Firewater

Does banning alcohol in First Nations communities address the real cause of problem drinking?

Illustration by Ginette Lapalme

In 1670, sometime after English settler Daniel Denton encountered aboriginals on Long Island, he wrote, “They are great lovers of strong drink, yet do not care for drinking, unless they have enough to make themselves drunk.” With this and other colonial tracts, an enduring and pejorative myth was forged: “Indians” can’t handle their booze. And the “firewater myth,” as it would later be called, would in turn be used to bolster a long history of government interference in native populations’ access to alcohol. Just twenty-five years ago, the Indian Act was finally overhauled, giving First Nations complete authority to deal with their own affairs, including those related to alcohol.

Meanwhile, as soon as native communities were allowed any alcoholic self-determination, starting in the ’50s, many chose local prohibition. Today over 100 of some 600 band councils enforce self-imposed bans. The obvious reason is that drinking within aboriginal communities continues to be a problem. Statistics are hard to come by, but we do know that there are many more incidences of fetal alcohol syndrome on reserves than in the general population, and the majority of fatal fire and vehicular accidents on reserves turn out to be alcohol related. In Natuashish, Labrador, where residents voted to extend a two-year-old ban this past March, there’s no such thing as social drinking, according to former chief Katie Rich. “People drink to get drunk, and it’s always been that way,” she says. “The alcohol will come in, and you drink it till it’s all gone and you’re drunk.”

Sound familiar? If anything, the firewater myth has picked up steam since early genetic studies posited that aboriginals are predisposed to enzyme variants that slow the metabolism of alcohol—and increase the rate of intoxication. Never mind that extensive research conducted over the past fifteen years hasn’t found these variants in native populations (only in East Asian and African ones, and even then they seem to offer these populations some protection against alcoholism, since the hangovers are so bad). These findings are often overlooked, perhaps because the firewater myth provides a handy label for what is actually a much more difficult problem to solve.

Bitter Tears

In colonial times, some of Canada’s First Nations fought to keep dry

From the earliest days of colonization, certain First Nations leaders have argued for stricter alcohol control in their communities. In Deadly Medicine, historian Peter C. Mancall refers to an Algonquin man in seventeenth-century New France who had petitioned the French governor to ban the trade of rum for fur. The governor was “killing us by permitting people to give us liquors,” he told inquiring clerics. “I have already told him twice, and yet he does nothing. You beg him to forbid it. Perhaps he will obey you.”

Allison Martell

“Most populations dissembled by colonialism experience drug and alcohol problems,” says Dr. Richard Thatcher, a sociologist who has been studying problem drinking in First Nations communities for over twenty years. “And it takes many generations to resolve them.” In other words, binge drinking isn’t unique to aboriginals (as the term “firewater myth” implies); it’s a behaviour adopted by individuals to cope with the hopelessness of life on some reserves. Thatcher understands the push for dry communities, but suggests it won’t accomplish anything unless it is accompanied by initiatives that offer people incentives to plan for the long term.

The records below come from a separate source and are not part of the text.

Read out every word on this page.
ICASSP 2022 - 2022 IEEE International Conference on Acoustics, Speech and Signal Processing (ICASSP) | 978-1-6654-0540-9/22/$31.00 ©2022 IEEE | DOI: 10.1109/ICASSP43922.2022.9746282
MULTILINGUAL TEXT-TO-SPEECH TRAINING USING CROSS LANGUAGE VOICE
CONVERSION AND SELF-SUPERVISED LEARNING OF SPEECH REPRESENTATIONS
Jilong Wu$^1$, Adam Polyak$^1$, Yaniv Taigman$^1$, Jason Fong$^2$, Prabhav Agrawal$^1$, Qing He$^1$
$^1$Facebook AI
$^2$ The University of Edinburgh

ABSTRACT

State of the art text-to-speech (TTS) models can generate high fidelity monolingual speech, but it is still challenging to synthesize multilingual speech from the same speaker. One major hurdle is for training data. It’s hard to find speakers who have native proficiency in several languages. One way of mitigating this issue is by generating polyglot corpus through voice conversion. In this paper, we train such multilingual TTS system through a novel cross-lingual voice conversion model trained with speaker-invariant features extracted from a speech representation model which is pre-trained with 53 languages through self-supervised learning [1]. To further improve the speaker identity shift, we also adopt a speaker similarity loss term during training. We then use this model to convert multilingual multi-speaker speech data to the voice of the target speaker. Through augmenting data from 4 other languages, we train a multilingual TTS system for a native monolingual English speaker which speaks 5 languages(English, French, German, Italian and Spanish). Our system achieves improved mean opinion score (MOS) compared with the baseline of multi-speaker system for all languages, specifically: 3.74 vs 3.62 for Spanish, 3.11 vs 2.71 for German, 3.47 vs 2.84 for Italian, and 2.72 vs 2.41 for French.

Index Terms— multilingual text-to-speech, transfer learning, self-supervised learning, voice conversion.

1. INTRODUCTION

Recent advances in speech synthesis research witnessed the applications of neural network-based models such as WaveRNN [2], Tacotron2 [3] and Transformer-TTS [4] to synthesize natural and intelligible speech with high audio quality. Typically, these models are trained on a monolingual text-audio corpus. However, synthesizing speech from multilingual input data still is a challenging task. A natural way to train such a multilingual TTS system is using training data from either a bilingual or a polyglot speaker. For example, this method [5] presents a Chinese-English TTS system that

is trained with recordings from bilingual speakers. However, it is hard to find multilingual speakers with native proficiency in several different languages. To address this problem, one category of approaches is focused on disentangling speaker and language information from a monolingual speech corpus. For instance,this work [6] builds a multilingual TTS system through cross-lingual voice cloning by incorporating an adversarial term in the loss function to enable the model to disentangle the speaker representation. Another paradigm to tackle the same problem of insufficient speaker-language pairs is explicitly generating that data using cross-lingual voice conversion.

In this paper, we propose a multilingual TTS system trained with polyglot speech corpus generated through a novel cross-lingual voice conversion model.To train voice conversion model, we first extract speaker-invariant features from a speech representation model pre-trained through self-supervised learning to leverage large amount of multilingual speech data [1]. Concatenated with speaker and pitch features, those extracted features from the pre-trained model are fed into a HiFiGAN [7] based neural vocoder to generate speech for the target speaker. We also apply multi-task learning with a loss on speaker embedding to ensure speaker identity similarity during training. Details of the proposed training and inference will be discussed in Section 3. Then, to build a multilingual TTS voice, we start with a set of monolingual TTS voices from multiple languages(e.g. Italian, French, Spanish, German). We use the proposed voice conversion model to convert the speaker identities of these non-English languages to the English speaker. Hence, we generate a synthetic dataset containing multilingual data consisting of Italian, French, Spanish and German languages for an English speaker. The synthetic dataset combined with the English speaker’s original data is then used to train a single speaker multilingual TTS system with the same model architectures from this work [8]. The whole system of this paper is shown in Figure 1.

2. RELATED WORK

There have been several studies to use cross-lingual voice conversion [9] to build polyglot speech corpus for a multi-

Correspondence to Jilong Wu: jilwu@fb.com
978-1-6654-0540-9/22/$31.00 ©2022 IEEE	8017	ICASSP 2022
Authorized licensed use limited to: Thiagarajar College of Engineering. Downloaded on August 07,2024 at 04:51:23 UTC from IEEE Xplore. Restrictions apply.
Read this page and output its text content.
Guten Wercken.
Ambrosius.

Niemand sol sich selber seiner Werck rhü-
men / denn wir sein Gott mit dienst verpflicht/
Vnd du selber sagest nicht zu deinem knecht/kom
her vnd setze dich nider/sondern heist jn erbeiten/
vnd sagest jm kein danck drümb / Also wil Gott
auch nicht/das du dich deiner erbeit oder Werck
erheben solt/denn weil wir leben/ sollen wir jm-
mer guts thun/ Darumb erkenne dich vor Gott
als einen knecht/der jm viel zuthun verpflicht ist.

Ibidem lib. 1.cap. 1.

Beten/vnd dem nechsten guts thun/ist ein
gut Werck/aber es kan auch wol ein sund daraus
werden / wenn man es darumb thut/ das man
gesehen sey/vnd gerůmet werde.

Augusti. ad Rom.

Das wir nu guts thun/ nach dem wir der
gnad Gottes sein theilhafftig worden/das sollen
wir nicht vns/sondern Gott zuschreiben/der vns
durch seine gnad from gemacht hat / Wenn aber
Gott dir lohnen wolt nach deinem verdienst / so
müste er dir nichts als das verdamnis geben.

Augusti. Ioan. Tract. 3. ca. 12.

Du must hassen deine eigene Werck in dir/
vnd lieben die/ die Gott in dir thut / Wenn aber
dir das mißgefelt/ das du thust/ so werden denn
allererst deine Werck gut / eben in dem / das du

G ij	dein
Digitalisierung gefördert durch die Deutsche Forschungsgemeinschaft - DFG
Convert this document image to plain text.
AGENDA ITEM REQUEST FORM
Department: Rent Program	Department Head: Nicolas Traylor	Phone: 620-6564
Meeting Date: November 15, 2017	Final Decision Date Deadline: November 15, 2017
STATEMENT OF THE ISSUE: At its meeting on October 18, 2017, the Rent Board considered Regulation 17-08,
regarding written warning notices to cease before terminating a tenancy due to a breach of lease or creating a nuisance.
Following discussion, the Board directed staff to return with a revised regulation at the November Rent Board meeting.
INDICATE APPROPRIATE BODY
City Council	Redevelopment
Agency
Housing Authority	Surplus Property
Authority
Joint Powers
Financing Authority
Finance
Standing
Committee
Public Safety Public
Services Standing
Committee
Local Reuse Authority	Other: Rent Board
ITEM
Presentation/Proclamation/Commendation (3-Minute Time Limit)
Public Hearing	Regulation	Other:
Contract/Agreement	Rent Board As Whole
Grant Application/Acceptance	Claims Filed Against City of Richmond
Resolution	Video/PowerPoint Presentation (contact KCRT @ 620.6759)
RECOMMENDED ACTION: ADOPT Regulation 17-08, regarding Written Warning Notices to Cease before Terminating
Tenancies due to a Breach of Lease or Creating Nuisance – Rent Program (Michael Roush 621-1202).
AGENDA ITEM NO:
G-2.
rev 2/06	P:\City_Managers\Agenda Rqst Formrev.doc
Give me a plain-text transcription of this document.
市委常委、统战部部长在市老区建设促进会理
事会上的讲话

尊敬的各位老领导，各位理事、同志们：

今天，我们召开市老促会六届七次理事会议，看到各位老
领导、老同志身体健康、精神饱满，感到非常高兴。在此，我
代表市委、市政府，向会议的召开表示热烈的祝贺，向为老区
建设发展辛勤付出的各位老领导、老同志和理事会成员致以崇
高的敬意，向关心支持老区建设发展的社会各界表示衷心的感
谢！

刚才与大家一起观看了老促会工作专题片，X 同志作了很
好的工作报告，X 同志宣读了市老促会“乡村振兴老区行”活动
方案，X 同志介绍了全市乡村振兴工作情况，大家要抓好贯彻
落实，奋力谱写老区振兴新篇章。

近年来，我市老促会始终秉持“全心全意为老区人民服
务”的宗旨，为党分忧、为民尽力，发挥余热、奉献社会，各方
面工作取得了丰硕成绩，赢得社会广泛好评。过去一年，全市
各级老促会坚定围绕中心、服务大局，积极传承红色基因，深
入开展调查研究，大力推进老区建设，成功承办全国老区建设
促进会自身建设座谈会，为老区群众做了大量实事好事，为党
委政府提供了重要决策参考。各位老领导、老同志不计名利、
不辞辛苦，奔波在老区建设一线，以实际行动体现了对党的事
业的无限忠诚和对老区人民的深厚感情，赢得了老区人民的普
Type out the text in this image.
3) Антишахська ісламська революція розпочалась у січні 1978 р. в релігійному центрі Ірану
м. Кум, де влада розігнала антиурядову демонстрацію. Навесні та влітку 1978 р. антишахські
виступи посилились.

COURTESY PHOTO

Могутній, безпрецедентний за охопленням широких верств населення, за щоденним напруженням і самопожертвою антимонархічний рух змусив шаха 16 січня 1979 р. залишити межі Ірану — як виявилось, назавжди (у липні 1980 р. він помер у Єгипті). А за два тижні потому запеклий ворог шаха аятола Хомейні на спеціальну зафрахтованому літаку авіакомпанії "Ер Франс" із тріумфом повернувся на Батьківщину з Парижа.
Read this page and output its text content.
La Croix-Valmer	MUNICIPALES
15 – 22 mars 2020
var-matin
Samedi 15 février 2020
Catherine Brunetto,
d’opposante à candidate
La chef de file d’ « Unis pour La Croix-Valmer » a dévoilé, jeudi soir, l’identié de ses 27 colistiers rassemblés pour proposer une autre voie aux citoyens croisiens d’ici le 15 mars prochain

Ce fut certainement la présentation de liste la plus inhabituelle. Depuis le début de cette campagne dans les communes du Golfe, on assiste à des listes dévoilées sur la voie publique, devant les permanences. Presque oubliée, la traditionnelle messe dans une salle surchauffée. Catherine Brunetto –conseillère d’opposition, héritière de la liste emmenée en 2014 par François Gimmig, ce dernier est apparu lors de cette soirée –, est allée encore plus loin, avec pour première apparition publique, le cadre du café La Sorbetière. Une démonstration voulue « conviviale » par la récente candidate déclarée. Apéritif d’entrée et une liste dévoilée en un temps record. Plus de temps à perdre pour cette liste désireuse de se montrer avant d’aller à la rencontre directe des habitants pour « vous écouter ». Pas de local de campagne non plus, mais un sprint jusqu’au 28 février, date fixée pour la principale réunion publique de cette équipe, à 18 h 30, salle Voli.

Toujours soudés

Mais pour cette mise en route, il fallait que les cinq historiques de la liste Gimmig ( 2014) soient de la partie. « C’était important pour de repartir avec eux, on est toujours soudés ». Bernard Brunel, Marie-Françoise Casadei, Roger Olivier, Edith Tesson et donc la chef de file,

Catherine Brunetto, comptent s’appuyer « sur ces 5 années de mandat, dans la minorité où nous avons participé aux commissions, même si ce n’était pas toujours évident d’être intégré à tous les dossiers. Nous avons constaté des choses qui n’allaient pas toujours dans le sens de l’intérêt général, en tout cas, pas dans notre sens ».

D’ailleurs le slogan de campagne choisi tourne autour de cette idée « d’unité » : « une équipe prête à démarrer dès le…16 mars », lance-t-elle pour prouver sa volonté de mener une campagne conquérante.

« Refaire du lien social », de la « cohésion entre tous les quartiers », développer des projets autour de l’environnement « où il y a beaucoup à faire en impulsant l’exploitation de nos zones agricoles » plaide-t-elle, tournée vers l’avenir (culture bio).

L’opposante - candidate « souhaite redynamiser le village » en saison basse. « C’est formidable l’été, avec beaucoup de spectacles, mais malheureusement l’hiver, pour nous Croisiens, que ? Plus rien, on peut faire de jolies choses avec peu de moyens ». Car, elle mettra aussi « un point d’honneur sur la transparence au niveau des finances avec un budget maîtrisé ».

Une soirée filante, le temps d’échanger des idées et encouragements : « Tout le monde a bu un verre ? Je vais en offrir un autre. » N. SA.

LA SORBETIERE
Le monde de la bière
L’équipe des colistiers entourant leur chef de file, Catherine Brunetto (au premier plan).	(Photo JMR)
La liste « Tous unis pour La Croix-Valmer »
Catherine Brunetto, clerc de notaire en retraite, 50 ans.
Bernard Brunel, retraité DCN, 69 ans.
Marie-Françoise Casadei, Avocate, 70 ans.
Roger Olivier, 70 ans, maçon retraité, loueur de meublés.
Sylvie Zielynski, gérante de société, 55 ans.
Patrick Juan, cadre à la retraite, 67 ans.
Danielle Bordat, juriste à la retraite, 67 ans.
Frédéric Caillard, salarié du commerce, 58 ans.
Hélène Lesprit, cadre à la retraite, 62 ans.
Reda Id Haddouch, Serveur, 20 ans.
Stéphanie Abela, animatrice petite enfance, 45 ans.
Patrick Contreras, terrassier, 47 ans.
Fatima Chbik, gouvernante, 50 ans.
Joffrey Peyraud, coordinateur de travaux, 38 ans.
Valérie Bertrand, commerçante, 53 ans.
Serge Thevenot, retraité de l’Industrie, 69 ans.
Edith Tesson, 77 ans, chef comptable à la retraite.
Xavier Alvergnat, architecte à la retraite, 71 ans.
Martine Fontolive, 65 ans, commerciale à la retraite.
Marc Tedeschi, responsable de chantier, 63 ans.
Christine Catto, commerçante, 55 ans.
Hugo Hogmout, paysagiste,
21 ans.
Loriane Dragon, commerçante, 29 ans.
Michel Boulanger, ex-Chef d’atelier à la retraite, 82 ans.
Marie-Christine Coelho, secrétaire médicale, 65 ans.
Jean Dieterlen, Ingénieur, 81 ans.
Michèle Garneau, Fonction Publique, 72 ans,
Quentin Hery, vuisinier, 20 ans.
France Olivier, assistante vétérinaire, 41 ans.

Some in the community go further, arguing that, in the absence of such strategies, bans just drive problem drinking underground. Simeon Tshakapesh, Natuashish’s new chief, says he reopened the debate about the alcohol ban in response to reports of rampant smuggling. Booze was still coming in, and commanding $350 per bottle. “A few people were afraid to come home if they’d been drinking out of town, and had to sleep outside on the Ski-doos,” he adds. It only underscores the problem that Tshakapesh has been charged with intoxication. (He has pleaded not guilty.)

“We never expected to wipe out alcohol altogether,” Katie Rich says when asked about the ban’s limitations. “We just wanted to get rid of the large quantities.” She explains that the community was in a state of constant crisis prior to the ban; alcohol was the driving force behind a never-ending cycle of suicide, domestic violence, and petty theft. Now that crime has decreased, it’s possible for the community to redirect its resources toward initiatives like the Journey, a recovery program that doesn’t treat problem drinking as a genetic destiny.

Above all, Rich says, the ban reflects the community’s commitment to change. It’s a sign of the hopefulness that could ultimately serve as its own solution.

This appeared in the July/August 2010 issue.